What are the dimensions of the Vegetable Garden?
The garden platform, enlarged by Jefferson in 1808, is 1,000 feet long and 80 feet wide, and contains about 2 acres.
Why is the soil in the vegetable garden so red?
Visitors are often surprised by the red color of the clay soil in the garden. Technically, it is a Davidson clay; the reddish color a result of the soil's high iron content. Soil amendments, such as compost, rotted leaves, or manure, are added at least once a year to improve drainage and promote greater fertility.
How many people tend the Vegetable Garden Today?
A full-time Vegetable Gardener, aided by summer assistants, cares for the garden, which is often planted three times a year -- for spring, summer, and fall harvests.
What happens to the produce grown at Monticello?
The vegetables, herbs, and fruit grown at Monticello are used in the Monticello Farm Table café, in tasting events that are part of our In the Gardens series, in small batch artisanal jams available in The Shop at Monticello, or are distributed to employees.
How are the vegetables and other plants propagated at Monticello?
In many cases, in order to preserve a rare variety, plants are left out to set seed, which is collected, sometimes distributed to other historic sites, but always saved for the next season. Herbs, such as rosemary or thyme, are often cut for drying in the kitchen.

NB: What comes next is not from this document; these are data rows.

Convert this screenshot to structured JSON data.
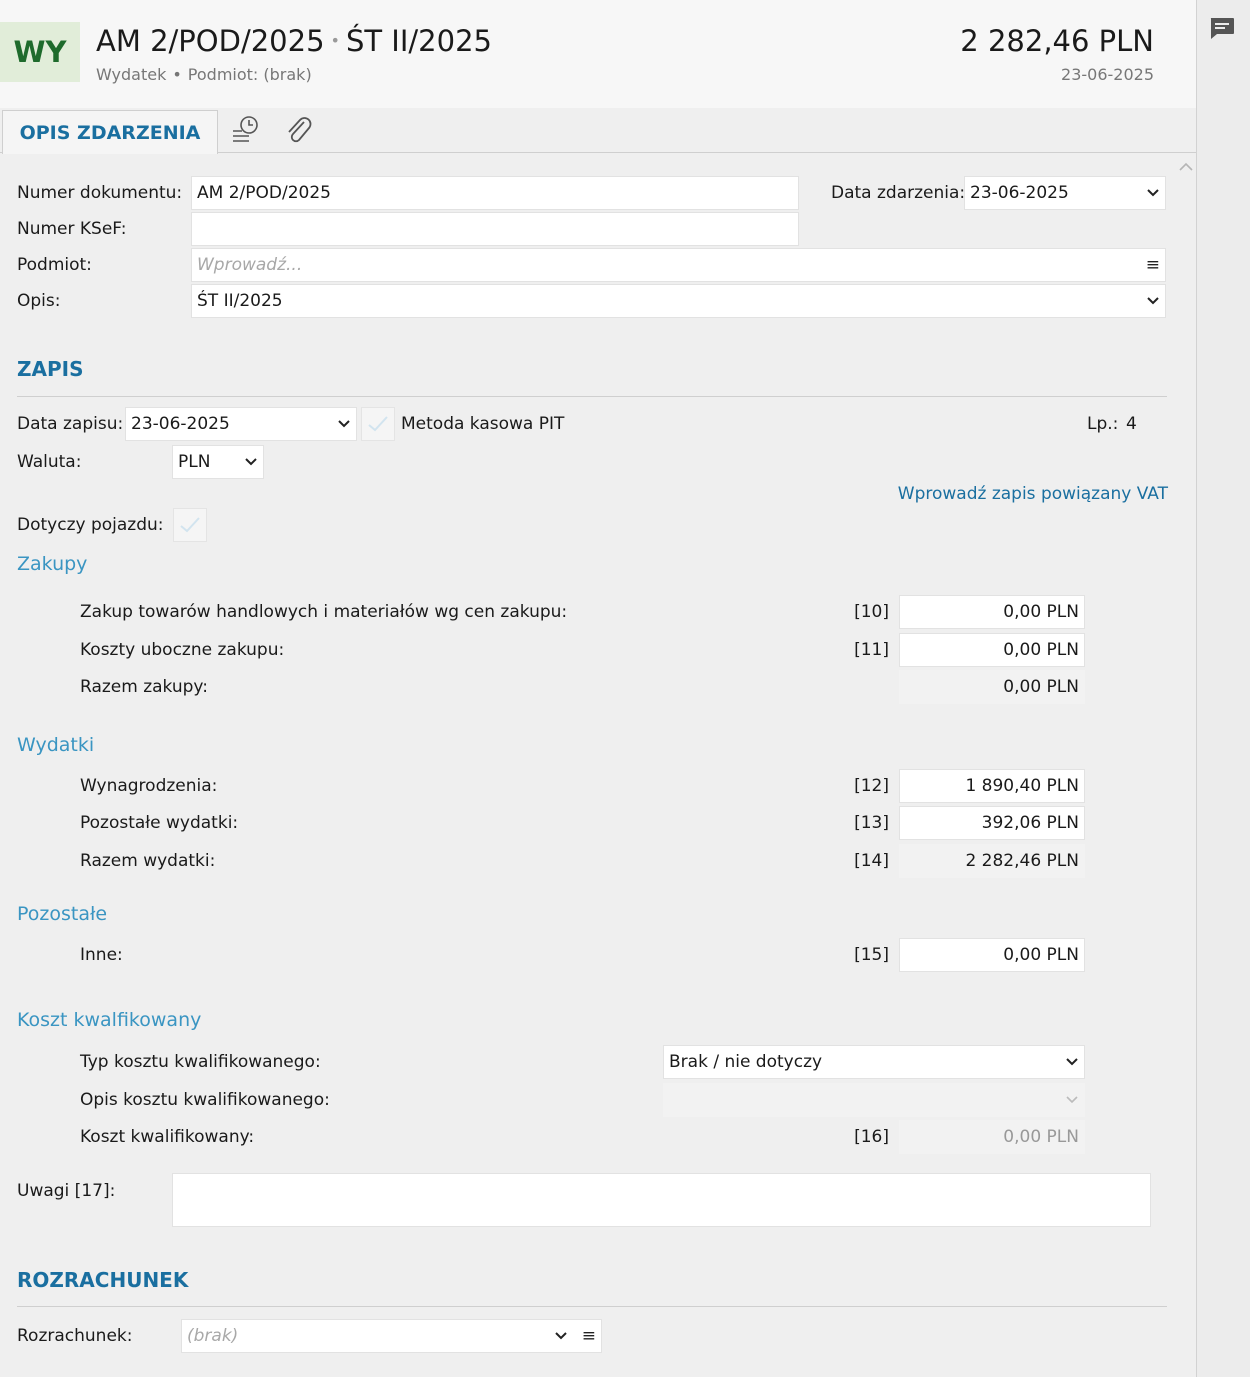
{
  "header": {
    "badge": "WY",
    "document_number": "AM 2/POD/2025",
    "title_separator": "•",
    "description": "ŚT II/2025",
    "type": "Wydatek",
    "subtitle_separator": "•",
    "subject": "Podmiot: (brak)",
    "amount": "2 282,46 PLN",
    "date": "23-06-2025"
  },
  "tabs": {
    "opis_label": "OPIS ZDARZENIA",
    "history_icon": "history-icon",
    "attachment_icon": "paperclip-icon"
  },
  "event": {
    "doc_number_label": "Numer dokumentu:",
    "doc_number_value": "AM 2/POD/2025",
    "date_label": "Data zdarzenia:",
    "date_value": "23-06-2025",
    "ksef_label": "Numer KSeF:",
    "ksef_value": "",
    "subject_label": "Podmiot:",
    "subject_placeholder": "Wprowadź...",
    "subject_menu_icon": "≡",
    "description_label": "Opis:",
    "description_value": "ŚT II/2025"
  },
  "zapis": {
    "section_title": "ZAPIS",
    "date_label": "Data zapisu:",
    "date_value": "23-06-2025",
    "cash_method_label": "Metoda kasowa PIT",
    "lp_label": "Lp.:",
    "lp_value": "4",
    "currency_label": "Waluta:",
    "currency_value": "PLN",
    "vat_link": "Wprowadź zapis powiązany VAT",
    "vehicle_label": "Dotyczy pojazdu:"
  },
  "zakupy": {
    "title": "Zakupy",
    "rows": [
      {
        "label": "Zakup towarów handlowych i materiałów wg cen zakupu:",
        "code": "[10]",
        "value": "0,00 PLN"
      },
      {
        "label": "Koszty uboczne zakupu:",
        "code": "[11]",
        "value": "0,00 PLN"
      },
      {
        "label": "Razem zakupy:",
        "code": "",
        "value": "0,00 PLN"
      }
    ]
  },
  "wydatki": {
    "title": "Wydatki",
    "rows": [
      {
        "label": "Wynagrodzenia:",
        "code": "[12]",
        "value": "1 890,40 PLN"
      },
      {
        "label": "Pozostałe wydatki:",
        "code": "[13]",
        "value": "392,06 PLN"
      },
      {
        "label": "Razem wydatki:",
        "code": "[14]",
        "value": "2 282,46 PLN"
      }
    ]
  },
  "pozostale": {
    "title": "Pozostałe",
    "rows": [
      {
        "label": "Inne:",
        "code": "[15]",
        "value": "0,00 PLN"
      }
    ]
  },
  "koszt": {
    "title": "Koszt kwalfikowany",
    "type_label": "Typ kosztu kwalifikowanego:",
    "type_value": "Brak / nie dotyczy",
    "desc_label": "Opis kosztu kwalifikowanego:",
    "desc_value": "",
    "amount_label": "Koszt kwalifikowany:",
    "amount_code": "[16]",
    "amount_value": "0,00 PLN"
  },
  "uwagi": {
    "label": "Uwagi [17]:",
    "value": ""
  },
  "rozrachunek": {
    "section_title": "ROZRACHUNEK",
    "label": "Rozrachunek:",
    "placeholder": "(brak)",
    "menu_icon": "≡"
  },
  "colors": {
    "accent": "#1a6fa0",
    "group": "#3a95c2",
    "badge_bg": "#e1edd9",
    "badge_fg": "#1e6b2c"
  }
}
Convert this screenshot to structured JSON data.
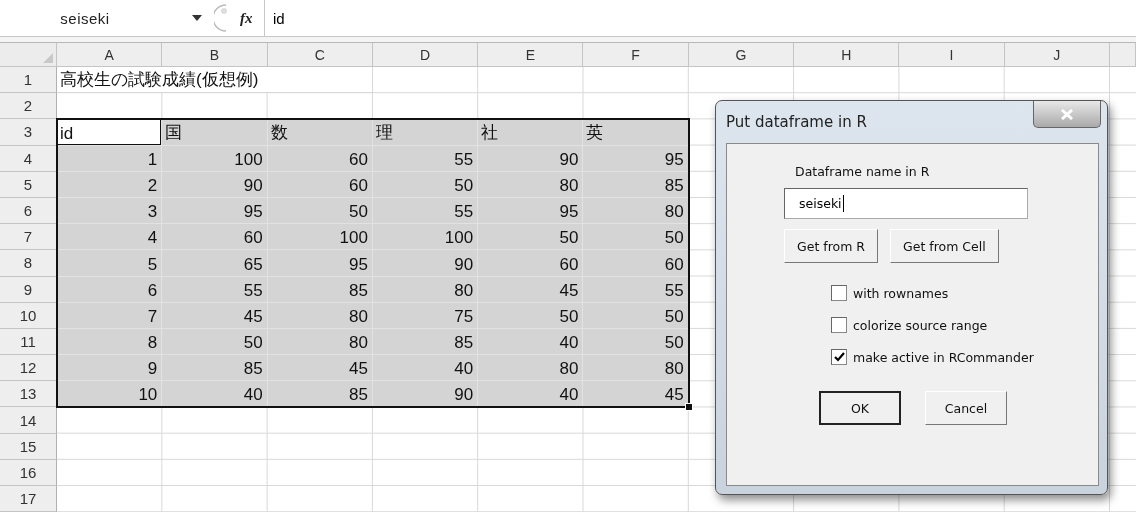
{
  "formula_bar": {
    "name_box": "seiseki",
    "function_label": "fx",
    "value": "id"
  },
  "sheet": {
    "columns": [
      "A",
      "B",
      "C",
      "D",
      "E",
      "F",
      "G",
      "H",
      "I",
      "J"
    ],
    "rows": [
      {
        "header": "1",
        "cells": [
          {
            "text": "高校生の試験成績(仮想例)",
            "kind": "text",
            "selected": false,
            "active": false
          }
        ]
      },
      {
        "header": "2"
      },
      {
        "header": "3",
        "cells": [
          {
            "text": "id",
            "kind": "text",
            "selected": true,
            "active": true
          },
          {
            "text": "国",
            "kind": "text",
            "selected": true,
            "active": false
          },
          {
            "text": "数",
            "kind": "text",
            "selected": true,
            "active": false
          },
          {
            "text": "理",
            "kind": "text",
            "selected": true,
            "active": false
          },
          {
            "text": "社",
            "kind": "text",
            "selected": true,
            "active": false
          },
          {
            "text": "英",
            "kind": "text",
            "selected": true,
            "active": false
          }
        ]
      },
      {
        "header": "4",
        "cells": [
          {
            "text": "1",
            "kind": "number",
            "selected": true,
            "active": false
          },
          {
            "text": "100",
            "kind": "number",
            "selected": true,
            "active": false
          },
          {
            "text": "60",
            "kind": "number",
            "selected": true,
            "active": false
          },
          {
            "text": "55",
            "kind": "number",
            "selected": true,
            "active": false
          },
          {
            "text": "90",
            "kind": "number",
            "selected": true,
            "active": false
          },
          {
            "text": "95",
            "kind": "number",
            "selected": true,
            "active": false
          }
        ]
      },
      {
        "header": "5",
        "cells": [
          {
            "text": "2",
            "kind": "number",
            "selected": true,
            "active": false
          },
          {
            "text": "90",
            "kind": "number",
            "selected": true,
            "active": false
          },
          {
            "text": "60",
            "kind": "number",
            "selected": true,
            "active": false
          },
          {
            "text": "50",
            "kind": "number",
            "selected": true,
            "active": false
          },
          {
            "text": "80",
            "kind": "number",
            "selected": true,
            "active": false
          },
          {
            "text": "85",
            "kind": "number",
            "selected": true,
            "active": false
          }
        ]
      },
      {
        "header": "6",
        "cells": [
          {
            "text": "3",
            "kind": "number",
            "selected": true,
            "active": false
          },
          {
            "text": "95",
            "kind": "number",
            "selected": true,
            "active": false
          },
          {
            "text": "50",
            "kind": "number",
            "selected": true,
            "active": false
          },
          {
            "text": "55",
            "kind": "number",
            "selected": true,
            "active": false
          },
          {
            "text": "95",
            "kind": "number",
            "selected": true,
            "active": false
          },
          {
            "text": "80",
            "kind": "number",
            "selected": true,
            "active": false
          }
        ]
      },
      {
        "header": "7",
        "cells": [
          {
            "text": "4",
            "kind": "number",
            "selected": true,
            "active": false
          },
          {
            "text": "60",
            "kind": "number",
            "selected": true,
            "active": false
          },
          {
            "text": "100",
            "kind": "number",
            "selected": true,
            "active": false
          },
          {
            "text": "100",
            "kind": "number",
            "selected": true,
            "active": false
          },
          {
            "text": "50",
            "kind": "number",
            "selected": true,
            "active": false
          },
          {
            "text": "50",
            "kind": "number",
            "selected": true,
            "active": false
          }
        ]
      },
      {
        "header": "8",
        "cells": [
          {
            "text": "5",
            "kind": "number",
            "selected": true,
            "active": false
          },
          {
            "text": "65",
            "kind": "number",
            "selected": true,
            "active": false
          },
          {
            "text": "95",
            "kind": "number",
            "selected": true,
            "active": false
          },
          {
            "text": "90",
            "kind": "number",
            "selected": true,
            "active": false
          },
          {
            "text": "60",
            "kind": "number",
            "selected": true,
            "active": false
          },
          {
            "text": "60",
            "kind": "number",
            "selected": true,
            "active": false
          }
        ]
      },
      {
        "header": "9",
        "cells": [
          {
            "text": "6",
            "kind": "number",
            "selected": true,
            "active": false
          },
          {
            "text": "55",
            "kind": "number",
            "selected": true,
            "active": false
          },
          {
            "text": "85",
            "kind": "number",
            "selected": true,
            "active": false
          },
          {
            "text": "80",
            "kind": "number",
            "selected": true,
            "active": false
          },
          {
            "text": "45",
            "kind": "number",
            "selected": true,
            "active": false
          },
          {
            "text": "55",
            "kind": "number",
            "selected": true,
            "active": false
          }
        ]
      },
      {
        "header": "10",
        "cells": [
          {
            "text": "7",
            "kind": "number",
            "selected": true,
            "active": false
          },
          {
            "text": "45",
            "kind": "number",
            "selected": true,
            "active": false
          },
          {
            "text": "80",
            "kind": "number",
            "selected": true,
            "active": false
          },
          {
            "text": "75",
            "kind": "number",
            "selected": true,
            "active": false
          },
          {
            "text": "50",
            "kind": "number",
            "selected": true,
            "active": false
          },
          {
            "text": "50",
            "kind": "number",
            "selected": true,
            "active": false
          }
        ]
      },
      {
        "header": "11",
        "cells": [
          {
            "text": "8",
            "kind": "number",
            "selected": true,
            "active": false
          },
          {
            "text": "50",
            "kind": "number",
            "selected": true,
            "active": false
          },
          {
            "text": "80",
            "kind": "number",
            "selected": true,
            "active": false
          },
          {
            "text": "85",
            "kind": "number",
            "selected": true,
            "active": false
          },
          {
            "text": "40",
            "kind": "number",
            "selected": true,
            "active": false
          },
          {
            "text": "50",
            "kind": "number",
            "selected": true,
            "active": false
          }
        ]
      },
      {
        "header": "12",
        "cells": [
          {
            "text": "9",
            "kind": "number",
            "selected": true,
            "active": false
          },
          {
            "text": "85",
            "kind": "number",
            "selected": true,
            "active": false
          },
          {
            "text": "45",
            "kind": "number",
            "selected": true,
            "active": false
          },
          {
            "text": "40",
            "kind": "number",
            "selected": true,
            "active": false
          },
          {
            "text": "80",
            "kind": "number",
            "selected": true,
            "active": false
          },
          {
            "text": "80",
            "kind": "number",
            "selected": true,
            "active": false
          }
        ]
      },
      {
        "header": "13",
        "cells": [
          {
            "text": "10",
            "kind": "number",
            "selected": true,
            "active": false
          },
          {
            "text": "40",
            "kind": "number",
            "selected": true,
            "active": false
          },
          {
            "text": "85",
            "kind": "number",
            "selected": true,
            "active": false
          },
          {
            "text": "90",
            "kind": "number",
            "selected": true,
            "active": false
          },
          {
            "text": "40",
            "kind": "number",
            "selected": true,
            "active": false
          },
          {
            "text": "45",
            "kind": "number",
            "selected": true,
            "active": false
          }
        ]
      },
      {
        "header": "14"
      },
      {
        "header": "15"
      },
      {
        "header": "16"
      },
      {
        "header": "17"
      }
    ]
  },
  "dialog": {
    "title": "Put dataframe in R",
    "field_label": "Dataframe name in R",
    "field_value": "seiseki",
    "source_buttons": [
      "Get from R",
      "Get from Cell"
    ],
    "checkboxes": [
      {
        "label": "with rownames",
        "checked": false
      },
      {
        "label": "colorize source range",
        "checked": false
      },
      {
        "label": "make active in RCommander",
        "checked": true
      }
    ],
    "buttons": [
      {
        "label": "OK",
        "default": true
      },
      {
        "label": "Cancel",
        "default": false
      }
    ]
  }
}
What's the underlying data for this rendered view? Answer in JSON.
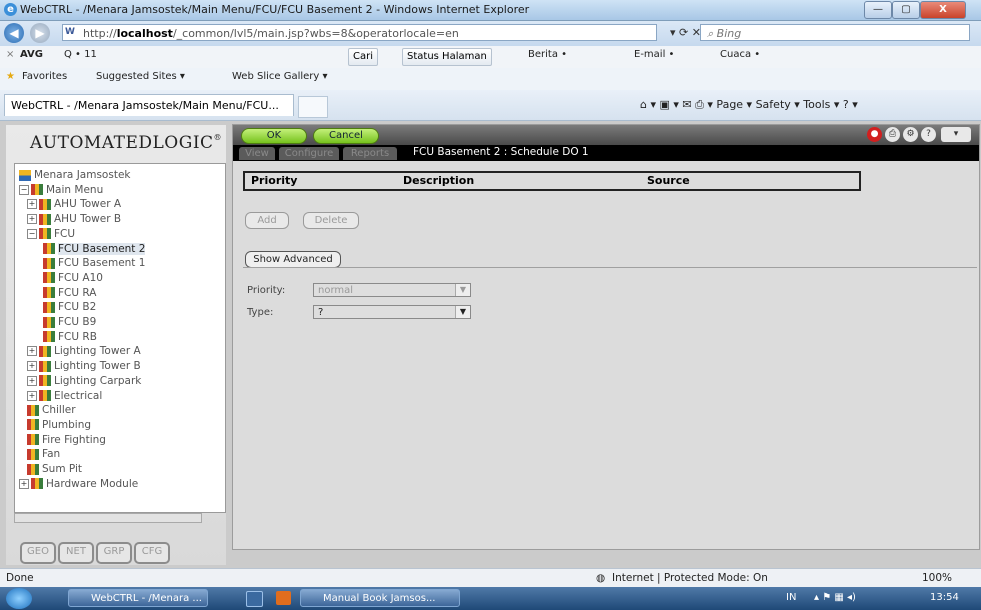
{
  "window": {
    "title": "WebCTRL - /Menara Jamsostek/Main Menu/FCU/FCU Basement 2 - Windows Internet Explorer",
    "min": "—",
    "max": "▢",
    "close": "X"
  },
  "address": {
    "url_prefix": "http://",
    "url_host": "localhost",
    "url_rest": "/_common/lvl5/main.jsp?wbs=8&operatorlocale=en",
    "search_placeholder": "Bing"
  },
  "toolbar_avg": {
    "brand": "AVG",
    "search": "Q • 11",
    "cari": "Cari",
    "status": "Status Halaman",
    "berita": "Berita •",
    "email": "E-mail •",
    "cuaca": "Cuaca •"
  },
  "favorites": {
    "label": "Favorites",
    "suggested": "Suggested Sites ▾",
    "webslice": "Web Slice Gallery ▾"
  },
  "tab": {
    "title": "WebCTRL - /Menara Jamsostek/Main Menu/FCU...",
    "commands": "⌂ ▾  ▣ ▾  ✉  ⎙ ▾  Page ▾  Safety ▾  Tools ▾  ? ▾"
  },
  "logo": "AUTOMATEDLOGIC",
  "tree": [
    {
      "label": "Menara Jamsostek",
      "indent": 0,
      "expander": "",
      "icon": "bld"
    },
    {
      "label": "Main Menu",
      "indent": 0,
      "expander": "−",
      "icon": "net"
    },
    {
      "label": "AHU Tower A",
      "indent": 1,
      "expander": "+",
      "icon": "net"
    },
    {
      "label": "AHU Tower B",
      "indent": 1,
      "expander": "+",
      "icon": "net"
    },
    {
      "label": "FCU",
      "indent": 1,
      "expander": "−",
      "icon": "net"
    },
    {
      "label": "FCU Basement 2",
      "indent": 2,
      "expander": "",
      "icon": "net",
      "selected": true
    },
    {
      "label": "FCU Basement 1",
      "indent": 2,
      "expander": "",
      "icon": "net"
    },
    {
      "label": "FCU A10",
      "indent": 2,
      "expander": "",
      "icon": "net"
    },
    {
      "label": "FCU RA",
      "indent": 2,
      "expander": "",
      "icon": "net"
    },
    {
      "label": "FCU B2",
      "indent": 2,
      "expander": "",
      "icon": "net"
    },
    {
      "label": "FCU B9",
      "indent": 2,
      "expander": "",
      "icon": "net"
    },
    {
      "label": "FCU RB",
      "indent": 2,
      "expander": "",
      "icon": "net"
    },
    {
      "label": "Lighting Tower A",
      "indent": 1,
      "expander": "+",
      "icon": "net"
    },
    {
      "label": "Lighting Tower B",
      "indent": 1,
      "expander": "+",
      "icon": "net"
    },
    {
      "label": "Lighting Carpark",
      "indent": 1,
      "expander": "+",
      "icon": "net"
    },
    {
      "label": "Electrical",
      "indent": 1,
      "expander": "+",
      "icon": "net"
    },
    {
      "label": "Chiller",
      "indent": 1,
      "expander": "",
      "icon": "net"
    },
    {
      "label": "Plumbing",
      "indent": 1,
      "expander": "",
      "icon": "net"
    },
    {
      "label": "Fire Fighting",
      "indent": 1,
      "expander": "",
      "icon": "net"
    },
    {
      "label": "Fan",
      "indent": 1,
      "expander": "",
      "icon": "net"
    },
    {
      "label": "Sum Pit",
      "indent": 1,
      "expander": "",
      "icon": "net"
    },
    {
      "label": "Hardware Module",
      "indent": 0,
      "expander": "+",
      "icon": "net"
    }
  ],
  "bottom_tabs": [
    "GEO",
    "NET",
    "GRP",
    "CFG"
  ],
  "content": {
    "ok": "OK",
    "cancel": "Cancel",
    "tabs": [
      "View",
      "Configure",
      "Reports"
    ],
    "crumb": "FCU Basement 2 : Schedule DO 1",
    "columns": [
      "Priority",
      "Description",
      "Source"
    ],
    "add": "Add",
    "delete": "Delete",
    "show_advanced": "Show Advanced",
    "priority_label": "Priority:",
    "priority_value": "normal",
    "type_label": "Type:",
    "type_value": "?"
  },
  "status": {
    "left": "Done",
    "zone": "Internet | Protected Mode: On",
    "zoom": "100%"
  },
  "taskbar": {
    "items": [
      "WebCTRL - /Menara ...",
      "Manual Book Jamsos..."
    ],
    "lang": "IN",
    "clock": "13:54"
  }
}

What kinds of herbs did Jefferson grow?
Jefferson's central reference to herbs was a list of sixteen medicinal, fragrant, and culinary herbs in 1794; however, by 1814 he would write that "[my] garden is so bare of kitchen herbs, as to have but a single plant of sage, & that stripped of all its leaves." Herbs are distributed randomly throughout the garden rather than in a formal, isolated "herb garden."